Бесконечно делимое яблоко оказалось бы равным бесконечно делимой Земле, в свою очередь равной бесконечно делимой Вселенной, поскольку бесконечные величины не допускают неравенства.

Согласно Бруно, познание раскрывает в предмете отображение бесконечной "мировой души". Но эта мысль имеет онтологическую сторону: реальный элемент материи отображает своей формой Вселенную в целом. Для Бруно существование элемента материи немыслимо без существования других ее элементов, материи в целом, которая является исходным субъектом формообразования. В этом смысле Бруно адресует будущему вопрос, на который должен был ответить не только классический принцип относительности, но и более отдаленные последующие концепции науки. Классический принцип относительности исходит из того, что поведение тела - его координаты и скорость - теряет смысл, если нет тел отсчета, т. е. других тел.

Без них нельзя говорить ни о положении тела, ни о скорости изменения этого положения. Ньютон ограничил эту позицию движением по инерции и думал, что об ускорении тела можно судить без его отнесения к телам отсчета, по локальным эффектам - силам инерции. Но идеалом классической науки было сведение всех процессов (в том числе сил инерции) к взаимным, т. е. относительным, положениям и движениям тел. Такое сведение Эйнштейн впоследствии назвал принципом Маха.

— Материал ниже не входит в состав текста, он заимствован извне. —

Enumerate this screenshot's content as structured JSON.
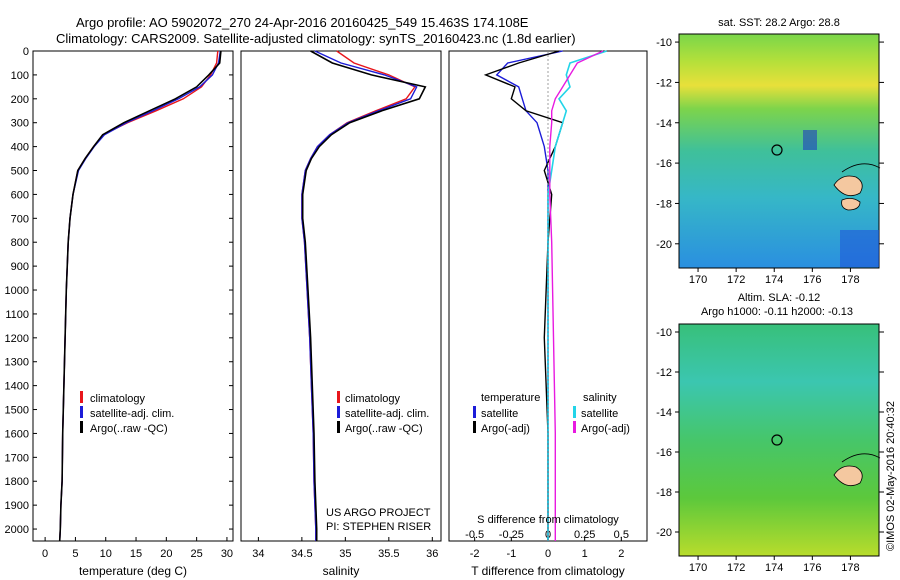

С точки зрения Бруно, без других тел нельзя говорить не только о поведении тела, но и его существовании. Для Бруно бытие тела включает нечто несводимое к пребыванию тела в данном месте и переходу из одного места в другое. Сейчас в науке (в современной космологии и в теории элементарных частиц) появилось представление о самосогласованной системе взаимодействующих частиц, взаимодействие которых является условием существования каждой из них4. Соответственно отмеченная тенденция становится особенно интересной. Конечно, у Бруно не было и не могло быть физической расшифровки и даже отчетливого выражения такой тенденции, и она скрывалась под иррациональной формулой бытия как {159} отображения мировой души.

Но речь сейчас идет о "треке" идей Бруно. В данном случае мы можем проследить этот "трек" не только вперед, но и назад во времени.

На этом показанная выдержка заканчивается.